Emily Cabot, a protégé of the great reformer Jane Addams, whose Hull House sits in a Chicago slum, is the book’s protagonist and voice. Robber baron George Pullman, who owns the town and controls the local police and the dreaded Pinkertons, is the villain of the tale. His counterpart is labor founding father Eugene V. Debs, leader of the American Railway Union. Pullman workers technically were not railway men, but the union sought to organize them and supported their strike.

George Pullman had built what appeared to be an idyllic town for his workers, and he was full of righteous indignation that mere working men, even women, would challenge his absolute right to set both the wages paid his employees and the rents charged for their housing.

Though McNamara – and probably any other right-thinking person – is sympathetic to the striking workers who were less interested in building a labor movement than in trying to survive and feed their families, she gives a balanced account of the economic realities Pullman faced. Orders for his cars had fallen sharply, dragging down his revenues with them.

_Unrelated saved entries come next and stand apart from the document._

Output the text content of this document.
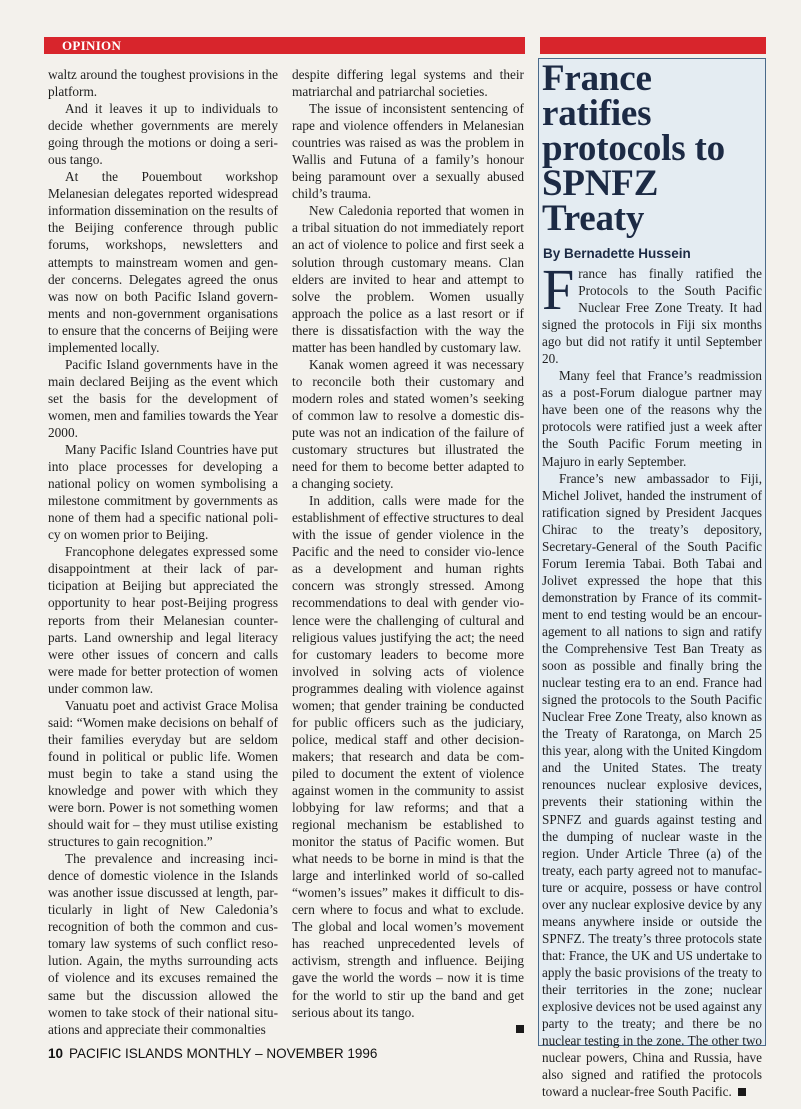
OPINION

waltz around the toughest provisions in the platform.

And it leaves it up to individuals to decide whether governments are merely going through the motions or doing a seri-ous tango.

At the Pouembout workshop Melanesian delegates reported widespread information dissemination on the results of the Beijing conference through public forums, workshops, newsletters and attempts to mainstream women and gen-der concerns. Delegates agreed the onus was now on both Pacific Island govern-ments and non-government organisations to ensure that the concerns of Beijing were implemented locally.

Pacific Island governments have in the main declared Beijing as the event which set the basis for the development of women, men and families towards the Year 2000.

Many Pacific Island Countries have put into place processes for developing a national policy on women symbolising a milestone commitment by governments as none of them had a specific national poli-cy on women prior to Beijing.

Francophone delegates expressed some disappointment at their lack of par-ticipation at Beijing but appreciated the opportunity to hear post-Beijing progress reports from their Melanesian counter-parts. Land ownership and legal literacy were other issues of concern and calls were made for better protection of women under common law.

Vanuatu poet and activist Grace Molisa said: “Women make decisions on behalf of their families everyday but are seldom found in political or public life. Women must begin to take a stand using the knowledge and power with which they were born. Power is not something women should wait for – they must utilise existing structures to gain recognition.”

The prevalence and increasing inci-dence of domestic violence in the Islands was another issue discussed at length, par-ticularly in light of New Caledonia’s recognition of both the common and cus-tomary law systems of such conflict reso-lution. Again, the myths surrounding acts of violence and its excuses remained the same but the discussion allowed the women to take stock of their national situ-ations and appreciate their commonalties

despite differing legal systems and their matriarchal and patriarchal societies.

The issue of inconsistent sentencing of rape and violence offenders in Melanesian countries was raised as was the problem in Wallis and Futuna of a family’s honour being paramount over a sexually abused child’s trauma.

New Caledonia reported that women in a tribal situation do not immediately report an act of violence to police and first seek a solution through customary means. Clan elders are invited to hear and attempt to solve the problem. Women usually approach the police as a last resort or if there is dissatisfaction with the way the matter has been handled by customary law.

Kanak women agreed it was necessary to reconcile both their customary and modern roles and stated women’s seeking of common law to resolve a domestic dis-pute was not an indication of the failure of customary structures but illustrated the need for them to become better adapted to a changing society.

In addition, calls were made for the establishment of effective structures to deal with the issue of gender violence in the Pacific and the need to consider vio-lence as a development and human rights concern was strongly stressed. Among recommendations to deal with gender vio-lence were the challenging of cultural and religious values justifying the act; the need for customary leaders to become more involved in solving acts of violence programmes dealing with violence against women; that gender training be conducted for public officers such as the judiciary, police, medical staff and other decision-makers; that research and data be com-piled to document the extent of violence against women in the community to assist lobbying for law reforms; and that a regional mechanism be established to monitor the status of Pacific women. But what needs to be borne in mind is that the large and interlinked world of so-called “women’s issues” makes it difficult to dis-cern where to focus and what to exclude. The global and local women’s movement has reached unprecedented levels of activism, strength and influence. Beijing gave the world the words – now it is time for the world to stir up the band and get serious about its tango.

France ratifies protocols to SPNFZ Treaty
By Bernadette Hussein

France has finally ratified the Protocols to the South Pacific Nuclear Free Zone Treaty. It had signed the protocols in Fiji six months ago but did not ratify it until September 20.

Many feel that France’s readmission as a post-Forum dialogue partner may have been one of the reasons why the protocols were ratified just a week after the South Pacific Forum meeting in Majuro in early September.

France’s new ambassador to Fiji, Michel Jolivet, handed the instrument of ratification signed by President Jacques Chirac to the treaty’s depository, Secretary-General of the South Pacific Forum Ieremia Tabai. Both Tabai and Jolivet expressed the hope that this demonstration by France of its commit-ment to end testing would be an encour-agement to all nations to sign and ratify the Comprehensive Test Ban Treaty as soon as possible and finally bring the nuclear testing era to an end. France had signed the protocols to the South Pacific Nuclear Free Zone Treaty, also known as the Treaty of Raratonga, on March 25 this year, along with the United Kingdom and the United States. The treaty renounces nuclear explosive devices, prevents their stationing within the SPNFZ and guards against testing and the dumping of nuclear waste in the region. Under Article Three (a) of the treaty, each party agreed not to manufac-ture or acquire, possess or have control over any nuclear explosive device by any means anywhere inside or outside the SPNFZ. The treaty’s three protocols state that: France, the UK and US undertake to apply the basic provisions of the treaty to their territories in the zone; nuclear explosive devices not be used against any party to the treaty; and there be no nuclear testing in the zone. The other two nuclear powers, China and Russia, have also signed and ratified the protocols toward a nuclear-free South Pacific.

10 PACIFIC ISLANDS MONTHLY – NOVEMBER 1996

Emily Cabot and Dr. Stephen Chapman have been sent to Pullman by Jane Addams to help feed and attend to the striking workers and their families. Emily has an on-again-off-again love interest in Chapman, and the book includes enough light romance to offset the brawny action.

As a murder mystery, Death at Pullman is serviceable. But it is its well-researched descriptions of people and places and its depiction of the ground-breaking struggle between management and labor that set it apart. A reader who would never pick up a history book on the subject will enjoy the story and consider the educational factor an added, even subliminal bonus.

I have not read the other books in McNamara’s Emily Cabot series, Death at Hull House and Death at the Fair, which also are set in the Chicago area of the late 19th century. But if they are on par with this one, their value proposition more than justifies inclusion on our Great Books Under $5 blog.